Moral: teachers who bump into dilemmas like “teaching the present perfect didn’t go as my implicit theory of language learning led me to expect” can gain by looking at SLA research that explains interlanguage development. Scott says that reading about the early morpheme studies, which suggested that learners have their own in-built syllabus, solved his dilemma. He then gives a list of phenomena that SLA scholars examine:

As he goes through the list, Scott hums and haws about what they might mean to teachers, without (of course!) coming to any firm conclusions.

Teachers who want to read more are recommended to read books like these:

But, Scott warns, it’s important to keep abrest of developments in SLA. The original morpheme studies, for example, have been seriously questioned by further research. So heed Ur’s words of wisdom

Anyway, some reading and more experience will put teachers in a better position to reflect on their teaching. Scott provides a handy chart:

And thus, through a bit of critical reading and lots of reflection, helped by the handy “My reflection chart”, teachers develop from their original implicit theory of language learning to an informed theory and finally to an adaptive theory which takes their own particular circumstances into account,

If all goes well, teachers will be better able to answer these questions:

Finally, the takeaways:

Discussion

The takeaways reflect the banality of the presentation – who could possibly argue with them!

Of course teachers have their own unarticulated views of language learning, and of course becoming familiar with SLA research will jolt that view. The important thing, however, is to encourage teachers to appreciate the implications of the research, because, if they do, they will recognise that current coursebook-driven ELT is inefficacious. All branches of science, and the teaching of most subjects on a modern school curriculum, have advanced thanks to due regard to research findings. ELT lags behind because it refuses to recognise the implications of robust findings about how people learn languages. Explicit teaching about the language must take a back seat and priority given to getting learners to use the L2 to perform communicative tasks that are relevant to their needs.

Scott deals with his list of the phenomena studied by SLA scholars as if he’s picking over a few enigmatic, quasi-philosophical conjectures. “Ooo, Aghhh” he goes, “Look at this: second language learning is variable in its outcomes. Now there’s a thing! Well, well. Maybe if we reflect on this, it could have some influence – don’t ask me what, precisely – on our teaching.” He does absolutely nothing to properly organise the phenomena in question, or to join up the dots, or highlight the importance of the second one on his list: “2. A good deal of SLA happens incidentally”. He should have said “Most of SLA happens implicitly”, and he should have linked it to “9. There are limits on the efects of instruction on SLA”, but anyway, he sails past this “phenomenon”, ignoring the fact that it is the key to the whole damn problem of current inefficacious ELT.

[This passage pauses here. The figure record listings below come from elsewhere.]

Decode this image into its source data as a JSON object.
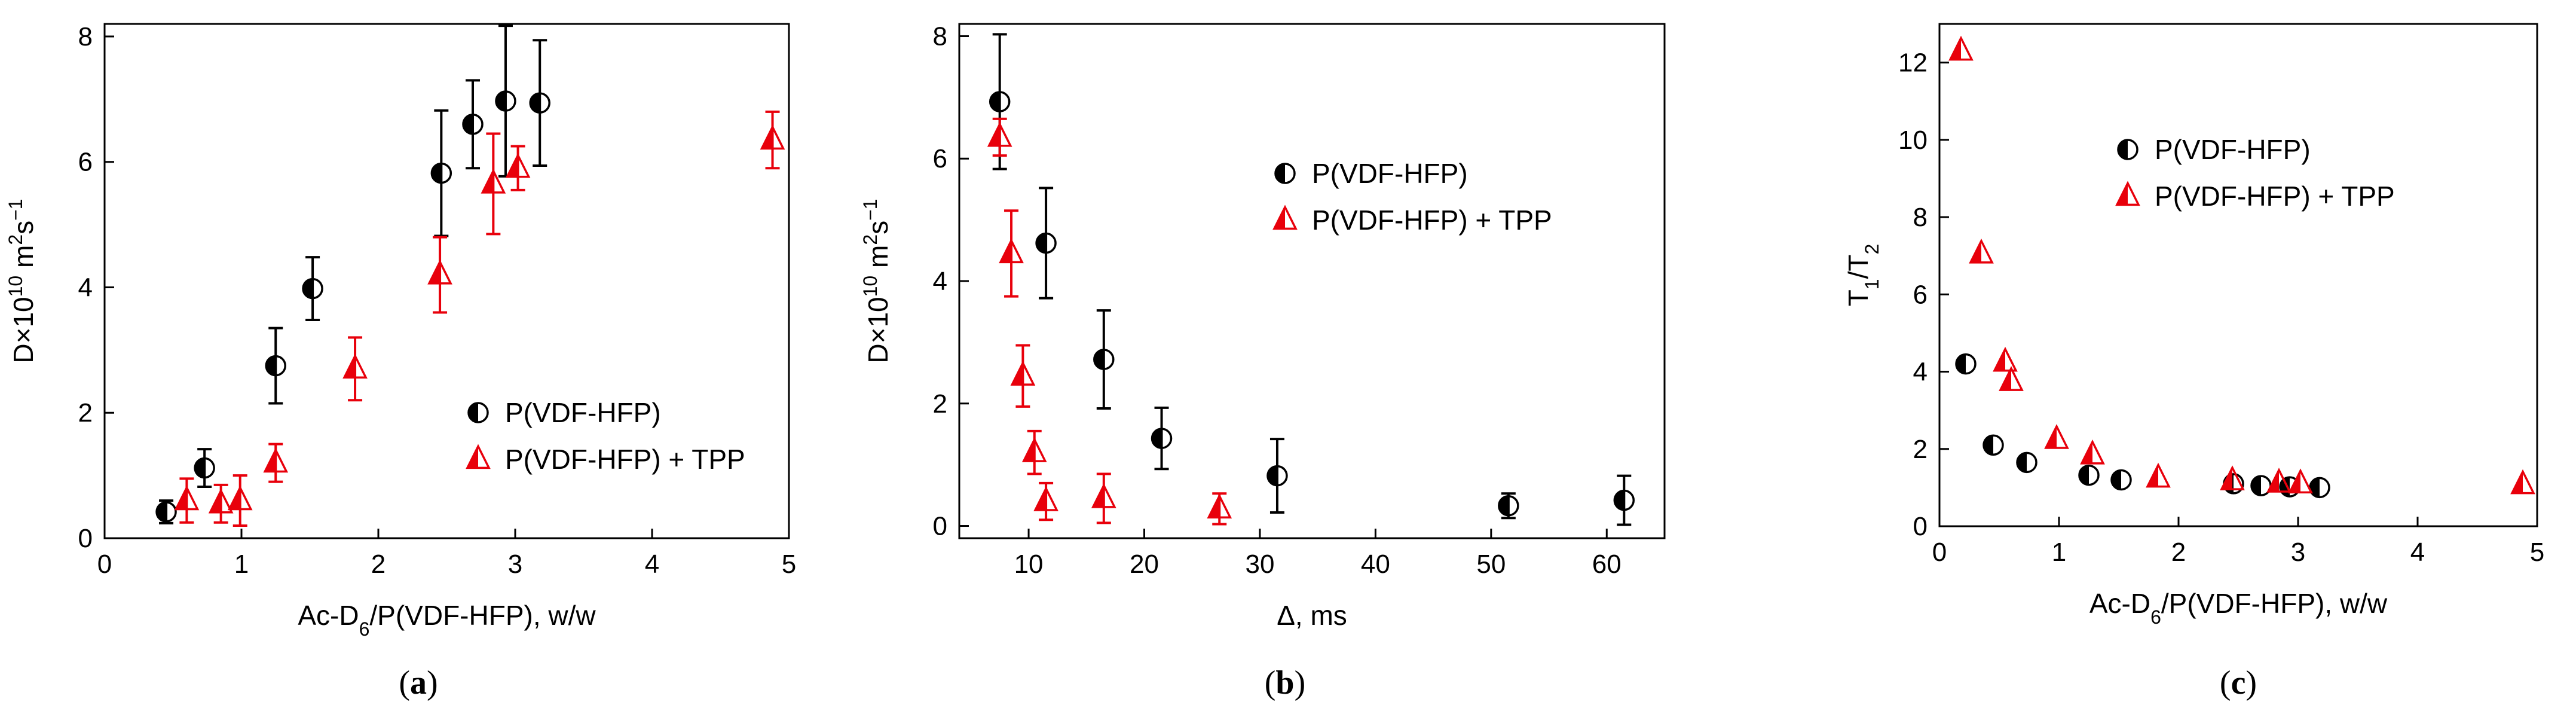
{
  "colors": {
    "black_series": "#000000",
    "red_series": "#e8000b",
    "axis": "#000000"
  },
  "chart_data": [
    {
      "panel": "a",
      "type": "scatter",
      "caption": "a",
      "xlabel": "Ac-D6/P(VDF-HFP), w/w",
      "xlabel_parts": {
        "pre": "Ac-D",
        "sub": "6",
        "post": "/P(VDF-HFP), w/w"
      },
      "ylabel_parts": {
        "pre": "D×10",
        "sup1": "10",
        "mid": " m",
        "sup2": "2",
        "s": "s",
        "sup3": "−1"
      },
      "xlim": [
        0,
        5
      ],
      "ylim": [
        0,
        8.2
      ],
      "xticks": [
        0,
        1,
        2,
        3,
        4,
        5
      ],
      "yticks": [
        0,
        2,
        4,
        6,
        8
      ],
      "legend_position": "middle-right",
      "series": [
        {
          "name": "P(VDF-HFP)",
          "marker": "half-circle",
          "color": "#000000",
          "points": [
            {
              "x": 0.45,
              "y": 0.42,
              "err": 0.18
            },
            {
              "x": 0.73,
              "y": 1.12,
              "err": 0.3
            },
            {
              "x": 1.25,
              "y": 2.75,
              "err": 0.6
            },
            {
              "x": 1.52,
              "y": 3.98,
              "err": 0.5
            },
            {
              "x": 2.46,
              "y": 5.82,
              "err": 1.0
            },
            {
              "x": 2.69,
              "y": 6.6,
              "err": 0.7
            },
            {
              "x": 2.93,
              "y": 6.97,
              "err": 1.2
            },
            {
              "x": 3.18,
              "y": 6.94,
              "err": 1.0
            }
          ]
        },
        {
          "name": "P(VDF-HFP) + TPP",
          "marker": "half-triangle",
          "color": "#e8000b",
          "points": [
            {
              "x": 0.6,
              "y": 0.6,
              "err": 0.35
            },
            {
              "x": 0.85,
              "y": 0.55,
              "err": 0.3
            },
            {
              "x": 0.99,
              "y": 0.6,
              "err": 0.4
            },
            {
              "x": 1.25,
              "y": 1.2,
              "err": 0.3
            },
            {
              "x": 1.83,
              "y": 2.7,
              "err": 0.5
            },
            {
              "x": 2.45,
              "y": 4.2,
              "err": 0.6
            },
            {
              "x": 2.84,
              "y": 5.65,
              "err": 0.8
            },
            {
              "x": 3.02,
              "y": 5.9,
              "err": 0.35
            },
            {
              "x": 4.88,
              "y": 6.35,
              "err": 0.45
            }
          ]
        }
      ]
    },
    {
      "panel": "b",
      "type": "scatter",
      "caption": "b",
      "xlabel": "Δ, ms",
      "ylabel_parts": {
        "pre": "D×10",
        "sup1": "10",
        "mid": " m",
        "sup2": "2",
        "s": "s",
        "sup3": "−1"
      },
      "xlim": [
        4,
        65
      ],
      "ylim": [
        -0.2,
        8.2
      ],
      "xticks": [
        10,
        20,
        30,
        40,
        50,
        60
      ],
      "yticks": [
        0,
        2,
        4,
        6,
        8
      ],
      "legend_position": "top-right",
      "series": [
        {
          "name": "P(VDF-HFP)",
          "marker": "half-circle",
          "color": "#000000",
          "points": [
            {
              "x": 7.5,
              "y": 6.93,
              "err": 1.1
            },
            {
              "x": 11.5,
              "y": 4.62,
              "err": 0.9
            },
            {
              "x": 16.5,
              "y": 2.72,
              "err": 0.8
            },
            {
              "x": 21.5,
              "y": 1.43,
              "err": 0.5
            },
            {
              "x": 31.5,
              "y": 0.82,
              "err": 0.6
            },
            {
              "x": 51.5,
              "y": 0.33,
              "err": 0.2
            },
            {
              "x": 61.5,
              "y": 0.42,
              "err": 0.4
            }
          ]
        },
        {
          "name": "P(VDF-HFP) + TPP",
          "marker": "half-triangle",
          "color": "#e8000b",
          "points": [
            {
              "x": 7.5,
              "y": 6.35,
              "err": 0.3
            },
            {
              "x": 8.5,
              "y": 4.45,
              "err": 0.7
            },
            {
              "x": 9.5,
              "y": 2.45,
              "err": 0.5
            },
            {
              "x": 10.5,
              "y": 1.2,
              "err": 0.35
            },
            {
              "x": 11.5,
              "y": 0.4,
              "err": 0.3
            },
            {
              "x": 16.5,
              "y": 0.45,
              "err": 0.4
            },
            {
              "x": 26.5,
              "y": 0.28,
              "err": 0.25
            }
          ]
        }
      ]
    },
    {
      "panel": "c",
      "type": "scatter",
      "caption": "c",
      "xlabel": "Ac-D6/P(VDF-HFP), w/w",
      "xlabel_parts": {
        "pre": "Ac-D",
        "sub": "6",
        "post": "/P(VDF-HFP), w/w"
      },
      "ylabel": "T1/T2",
      "ylabel_parts": {
        "a": "T",
        "sub1": "1",
        "mid": "/T",
        "sub2": "2"
      },
      "xlim": [
        0,
        5
      ],
      "ylim": [
        0,
        13
      ],
      "xticks": [
        0,
        1,
        2,
        3,
        4,
        5
      ],
      "yticks": [
        0,
        2,
        4,
        6,
        8,
        10,
        12
      ],
      "legend_position": "top-right",
      "series": [
        {
          "name": "P(VDF-HFP)",
          "marker": "half-circle",
          "color": "#000000",
          "points": [
            {
              "x": 0.22,
              "y": 4.2
            },
            {
              "x": 0.45,
              "y": 2.1
            },
            {
              "x": 0.73,
              "y": 1.65
            },
            {
              "x": 1.25,
              "y": 1.32
            },
            {
              "x": 1.52,
              "y": 1.2
            },
            {
              "x": 2.46,
              "y": 1.1
            },
            {
              "x": 2.69,
              "y": 1.05
            },
            {
              "x": 2.93,
              "y": 1.02
            },
            {
              "x": 3.18,
              "y": 1.0
            }
          ]
        },
        {
          "name": "P(VDF-HFP) + TPP",
          "marker": "half-triangle",
          "color": "#e8000b",
          "points": [
            {
              "x": 0.18,
              "y": 12.3
            },
            {
              "x": 0.35,
              "y": 7.05
            },
            {
              "x": 0.55,
              "y": 4.25
            },
            {
              "x": 0.6,
              "y": 3.75
            },
            {
              "x": 0.98,
              "y": 2.25
            },
            {
              "x": 1.28,
              "y": 1.85
            },
            {
              "x": 1.83,
              "y": 1.25
            },
            {
              "x": 2.45,
              "y": 1.18
            },
            {
              "x": 2.84,
              "y": 1.12
            },
            {
              "x": 3.02,
              "y": 1.1
            },
            {
              "x": 4.88,
              "y": 1.08
            }
          ]
        }
      ]
    }
  ]
}
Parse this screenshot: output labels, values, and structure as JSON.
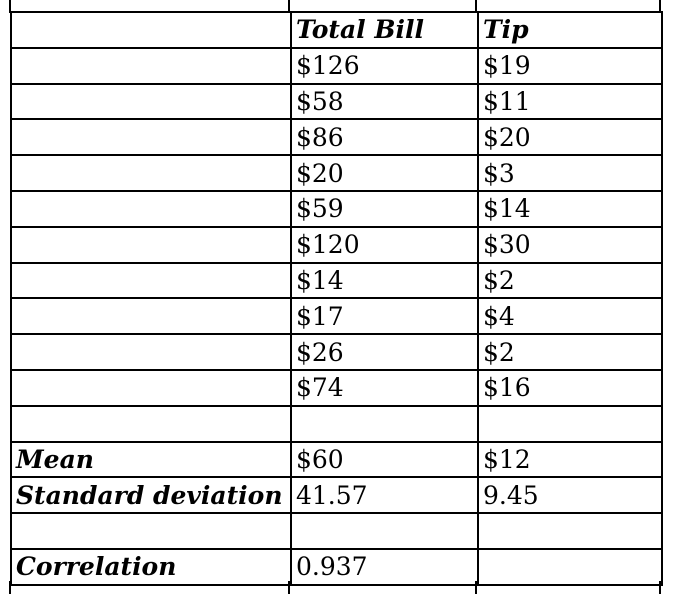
{
  "table": {
    "rows": [
      [
        "",
        "Total Bill",
        "Tip"
      ],
      [
        "",
        "$126",
        "$19"
      ],
      [
        "",
        "$58",
        "$11"
      ],
      [
        "",
        "$86",
        "$20"
      ],
      [
        "",
        "$20",
        "$3"
      ],
      [
        "",
        "$59",
        "$14"
      ],
      [
        "",
        "$120",
        "$30"
      ],
      [
        "",
        "$14",
        "$2"
      ],
      [
        "",
        "$17",
        "$4"
      ],
      [
        "",
        "$26",
        "$2"
      ],
      [
        "",
        "$74",
        "$16"
      ],
      [
        "",
        "",
        ""
      ],
      [
        "Mean",
        "$60",
        "$12"
      ],
      [
        "Standard deviation",
        "41.57",
        "9.45"
      ],
      [
        "",
        "",
        ""
      ],
      [
        "Correlation",
        "0.937",
        ""
      ]
    ]
  },
  "colors": {
    "border": "#000000",
    "text": "#000000",
    "background": "#ffffff"
  }
}
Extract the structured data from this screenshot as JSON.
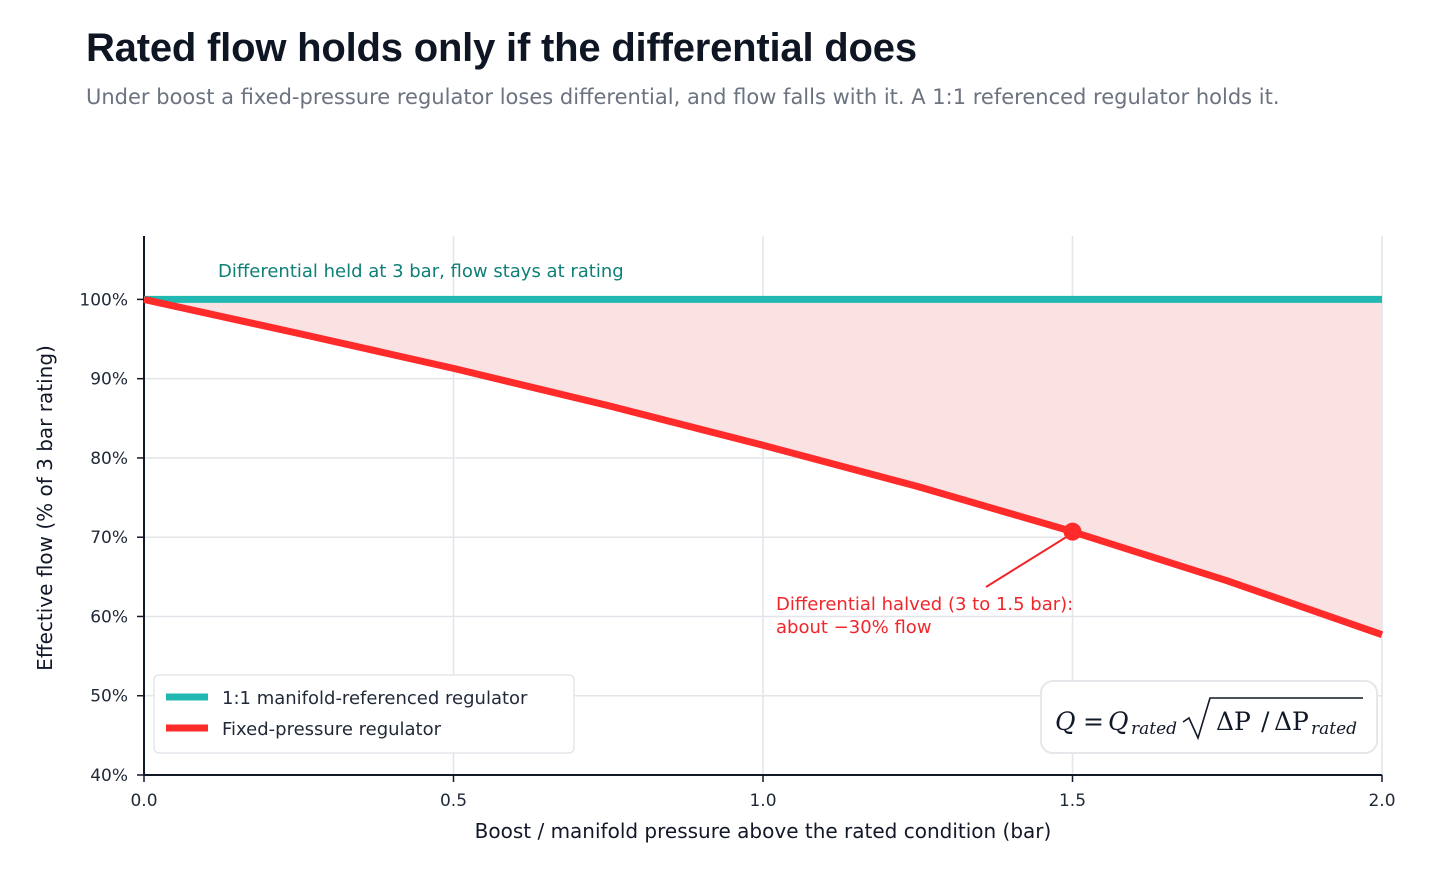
{
  "header": {
    "title": "Rated flow holds only if the differential does",
    "subtitle": "Under boost a fixed-pressure regulator loses differential, and flow falls with it. A 1:1 referenced regulator holds it."
  },
  "chart_data": {
    "type": "line",
    "xlabel": "Boost / manifold pressure above the rated condition (bar)",
    "ylabel": "Effective flow (% of 3 bar rating)",
    "xlim": [
      0,
      2.0
    ],
    "ylim": [
      40,
      108
    ],
    "x_ticks": [
      "0.0",
      "0.5",
      "1.0",
      "1.5",
      "2.0"
    ],
    "y_ticks": [
      "40%",
      "50%",
      "60%",
      "70%",
      "80%",
      "90%",
      "100%"
    ],
    "grid": true,
    "legend_position": "lower-left",
    "series": [
      {
        "name": "1:1 manifold-referenced regulator",
        "color": "#20b8b0",
        "x": [
          0,
          0.5,
          1.0,
          1.5,
          2.0
        ],
        "y": [
          100,
          100,
          100,
          100,
          100
        ]
      },
      {
        "name": "Fixed-pressure regulator",
        "color": "#ff2a2a",
        "x": [
          0,
          0.25,
          0.5,
          0.75,
          1.0,
          1.25,
          1.5,
          1.75,
          2.0
        ],
        "y": [
          100,
          95.7,
          91.3,
          86.6,
          81.6,
          76.4,
          70.7,
          64.5,
          57.7
        ]
      }
    ],
    "shaded_gap_color": "#fae1e2",
    "highlight_point": {
      "x": 1.5,
      "y": 70.7
    },
    "annotations": {
      "teal": "Differential held at 3 bar, flow stays at rating",
      "red_line1": "Differential halved (3 to 1.5 bar):",
      "red_line2": "about −30% flow"
    },
    "formula": {
      "lhs": "Q",
      "eq": "=",
      "q": "Q",
      "q_sub": "rated",
      "num": "ΔP",
      "slash": "/",
      "den": "ΔP",
      "den_sub": "rated"
    }
  }
}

There is absolutely no point in discussing the theory-practice interface in the way Scott does. He follows the awful fashion of encouraging “teacher reflection”. Well how the hell are teachers supposed to reflect if they’re not in possession of the information they need to move their reflections beyond folk lore? Scott suggests three books they might read, and you can bet your hat that most teachers won’t read them. They rely, quite understandably, on teacher educators who are supposed to read this stuff and keep them informed about it. But teacher educators fail miserably in their duty to tell teachers about how people learn languages in their initial training, or to keep teachers informed about new findings in SLA in CPD programmes. Why? Because ELT is a commercial multi-million dollar business, built on selling coursebooks, high stakes exams like IELTS, and training programmes like CELTA.

The truth about how people learn languages is deliberately misrepresented, but the truth will out, and ELT will change – with or without Scott’s help or hinderance.